Germany's large, strong and competitive economy underpins its Aaa stable rating and ensures low funding costs. Its shrinking workforce, ageing population and structural reforms pose key long-term credit challenges, Moody's Investors Service says in its annual Credit Analysis for Germany published today.
The Moody's report is available now on www.moodys.com. Moody's subscribers can access this report via the link provided at the end of this press release. The report is an update to the markets and does not constitute a rating action.
Europe's largest economy benefits from sound governance, high levels of investor confidence and a record of prudent fiscal policies. However, it also faces challenges from demographic factors and the risk, albeit low, of contagion from a resurgent euro area debt crisis.
"Germany has a very large, diversified and highly competitive economy which underpins its Aaa rating with a stable outlook," says Thorsten Nestmann, a Moody's Vice President and author of the report. "Germany enjoys high levels of investor confidence and low funding costs. Its key credit challenges are an ageing population and a declining workforce, which could hold back its potential economic growth and put pressure on its social security systems."
The Moody's report says a renewed euro area debt crisis, e.g. in light of concerns over Greece (Caa1 review for downgrade) leaving the single currency, would be negative for Germany's credit profile. However, contagion risks are lower than in 2012, against the background of institutional improvements in the euro zone and the ECB's more pro-active stance as a lender of last resort.
Germany's direct exposure related to a Greek exit would be manageable, but the German government's creditworthiness would be negatively affected in case large euro area countries such as Italy (Baa2 stable) or Spain (Baa2 positive) were to face increased difficulties again.
The Moody's Credit Analysis evaluates Germany's creditworthiness in terms of Economic Strength, Institutional Strength, Fiscal Strength and Susceptibility to Event Risk - the four main analytical factors in Moody's Sovereign Bond Rating Methodology.
Lower oil prices and a weaker euro will support Germany's already robust economic growth this year, helping the government to keep its budget close to balance and bring down its debt burden.
Moody's forecasts German real GDP growth of 1.5% in 2015, in line with European Commission estimates.
Germany's workforce is getting smaller and its population is ageing, factors that could undermine its potential for economic growth and put pressure on its social security system. The government's pension and labour market reforms could also undermine its competitiveness and strain the public finances.
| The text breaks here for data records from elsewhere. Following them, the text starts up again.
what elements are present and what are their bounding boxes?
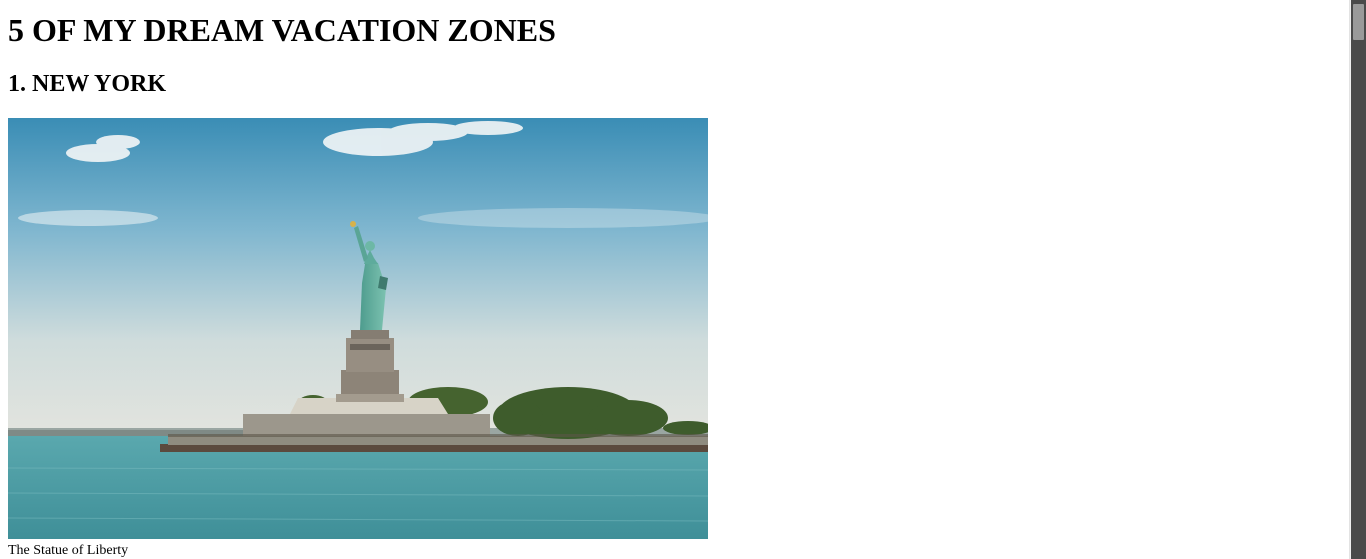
photo-illustration: [8, 118, 708, 539]
scrollbar-thumb[interactable]: [1353, 4, 1364, 40]
image-caption: The Statue of Liberty: [8, 543, 129, 558]
page-title: 5 OF MY DREAM VACATION ZONES: [8, 12, 556, 48]
statue-of-liberty-image: [8, 118, 708, 539]
section-heading: 1. NEW YORK: [8, 71, 167, 97]
vertical-scrollbar[interactable]: [1349, 0, 1366, 559]
scrollbar-track[interactable]: [1351, 0, 1366, 559]
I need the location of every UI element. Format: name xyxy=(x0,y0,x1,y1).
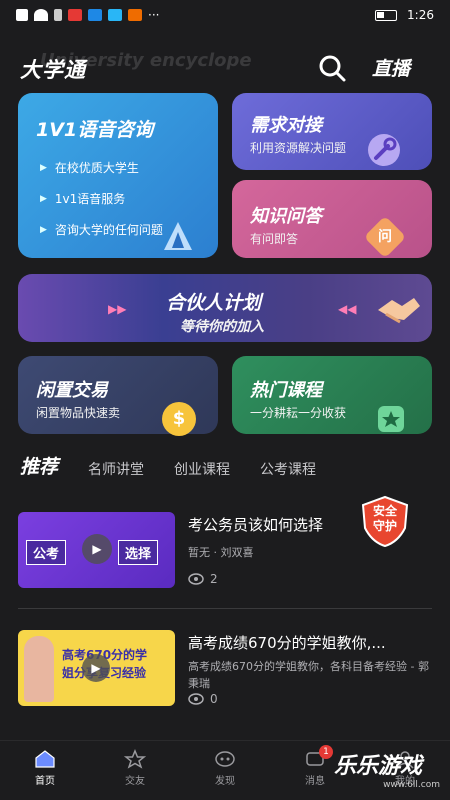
list-item: ▶ 1v1语音服务 xyxy=(40,190,163,207)
play-icon: ▶ xyxy=(82,534,112,564)
eye-icon xyxy=(188,693,204,705)
view-count: 2 xyxy=(188,572,218,586)
wifi-icon xyxy=(34,9,48,21)
partner-plan-subtitle: 等待你的加入 xyxy=(180,319,264,335)
home-icon xyxy=(35,750,55,768)
idle-trade-subtitle: 闲置物品快速卖 xyxy=(36,406,121,420)
more-notifications-icon: ··· xyxy=(148,8,160,22)
signal-icon xyxy=(16,9,28,21)
feature-text: 在校优质大学生 xyxy=(54,161,139,175)
tab-civil-exam-courses[interactable]: 公考课程 xyxy=(260,459,316,479)
app-title: 大学通 xyxy=(20,58,86,82)
eye-icon xyxy=(188,573,204,585)
status-time: 1:26 xyxy=(407,8,434,22)
play-icon: ▶ xyxy=(82,654,110,682)
course-thumbnail: 公考 选择 ▶ xyxy=(18,512,175,588)
status-bar: ··· 1:26 xyxy=(0,0,450,30)
hourglass-icon xyxy=(54,9,62,21)
coin-icon: $ xyxy=(162,402,196,436)
question-badge-icon: 问 xyxy=(363,215,407,259)
nav-home[interactable]: 首页 xyxy=(15,741,75,800)
mail-app-icon xyxy=(128,9,142,21)
arrows-right-icon: ◀◀ xyxy=(338,302,357,316)
status-icons: ··· xyxy=(16,8,159,22)
course-title: 考公务员该如何选择 xyxy=(188,516,324,534)
triangle-icon: ▶ xyxy=(40,224,47,235)
list-item: ▶ 咨询大学的任何问题 xyxy=(40,221,163,238)
triangle-icon: ▶ xyxy=(40,193,47,204)
app-header: University encyclope 大学通 直播 xyxy=(0,46,450,90)
tab-recommend[interactable]: 推荐 xyxy=(20,452,58,479)
thumbnail-text-left: 公考 xyxy=(26,540,67,565)
view-count-value: 2 xyxy=(210,572,218,586)
course-title: 高考成绩670分的学姐教你,... xyxy=(188,634,386,652)
voice-consult-features: ▶ 在校优质大学生 ▶ 1v1语音服务 ▶ 咨询大学的任何问题 xyxy=(40,159,163,252)
category-tabs: 推荐 名师讲堂 创业课程 公考课程 xyxy=(20,452,346,479)
hot-courses-subtitle: 一分耕耘一分收获 xyxy=(250,406,347,420)
tab-famous-teachers[interactable]: 名师讲堂 xyxy=(88,459,144,479)
view-count-value: 0 xyxy=(210,692,218,706)
app-notification-icon xyxy=(68,9,82,21)
nav-discover[interactable]: 发现 xyxy=(195,741,255,800)
demand-match-title: 需求对接 xyxy=(250,115,322,136)
demand-match-card[interactable]: 需求对接 利用资源解决问题 xyxy=(232,93,432,170)
browser-app-icon xyxy=(108,9,122,21)
feature-text: 1v1语音服务 xyxy=(54,192,126,206)
list-item: ▶ 在校优质大学生 xyxy=(40,159,163,176)
arrows-left-icon: ▶▶ xyxy=(108,302,127,316)
tab-startup-courses[interactable]: 创业课程 xyxy=(174,459,230,479)
star-icon xyxy=(378,406,404,432)
triangle-icon: ▶ xyxy=(40,162,47,173)
nav-messages-label: 消息 xyxy=(305,776,325,787)
idle-trade-title: 闲置交易 xyxy=(36,380,108,401)
student-illustration-icon xyxy=(24,636,54,702)
course-thumbnail: 高考670分的学 姐分享复习经验 ▶ xyxy=(18,630,175,706)
safe-badge-line1: 安全 xyxy=(372,504,397,518)
demand-match-subtitle: 利用资源解决问题 xyxy=(250,141,347,155)
hot-courses-title: 热门课程 xyxy=(250,380,322,401)
nav-discover-label: 发现 xyxy=(215,776,235,787)
knowledge-qa-subtitle: 有问即答 xyxy=(250,232,299,246)
microphone-icon xyxy=(164,222,192,250)
view-count: 0 xyxy=(188,692,218,706)
safe-badge-label: 安全 守护 xyxy=(358,504,412,534)
question-badge-text: 问 xyxy=(378,229,392,245)
search-icon[interactable] xyxy=(318,54,346,82)
friends-icon xyxy=(124,749,146,769)
wrench-icon xyxy=(368,134,400,166)
partner-plan-title: 合伙人计划 xyxy=(166,292,262,314)
thumbnail-text-right: 选择 xyxy=(118,540,159,565)
discover-icon xyxy=(215,751,235,767)
list-item[interactable]: 高考670分的学 姐分享复习经验 ▶ 高考成绩670分的学姐教你,... 高考成… xyxy=(18,630,432,710)
safe-badge-line2: 守护 xyxy=(372,519,397,533)
nav-home-label: 首页 xyxy=(35,776,55,787)
corner-watermark-small: www.6ll.com xyxy=(383,780,440,790)
knowledge-qa-card[interactable]: 知识问答 有问即答 xyxy=(232,180,432,258)
message-count-badge: 1 xyxy=(319,745,333,759)
corner-watermark: 乐乐游戏 www.6ll.com xyxy=(334,748,450,800)
handshake-icon xyxy=(378,298,420,324)
knowledge-qa-title: 知识问答 xyxy=(250,206,322,227)
course-desc: 高考成绩670分的学姐教你，各科目备考经验 - 郭秉瑞 xyxy=(188,660,429,690)
partner-plan-banner[interactable]: ▶▶ ◀◀ 合伙人计划 等待你的加入 xyxy=(18,274,432,342)
battery-icon xyxy=(375,9,398,21)
feature-text: 咨询大学的任何问题 xyxy=(54,223,163,237)
nav-friends-label: 交友 xyxy=(125,776,145,787)
search-app-icon xyxy=(88,9,102,21)
voice-consult-title: 1V1语音咨询 xyxy=(36,119,154,141)
divider xyxy=(18,608,432,609)
nav-friends[interactable]: 交友 xyxy=(105,741,165,800)
corner-watermark-big: 乐乐游戏 xyxy=(334,754,423,779)
live-button[interactable]: 直播 xyxy=(372,54,410,81)
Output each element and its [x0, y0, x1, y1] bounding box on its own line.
The Moody's report says Germany's susceptibility to geopolitical event risk is very low. The most tangible geopolitical risk currently is the Russia/Ukraine crisis. However, the effects of the crisis on the German economy do not pose a significant risk to its rating.
Germany's stable outlook reflects its progress towards fiscal consolidation -- it was one of the few European Union countries to record a small general government budget surplus in 2014. It also takes account of the declining risks from the German banking system for the sovereign's balance sheet.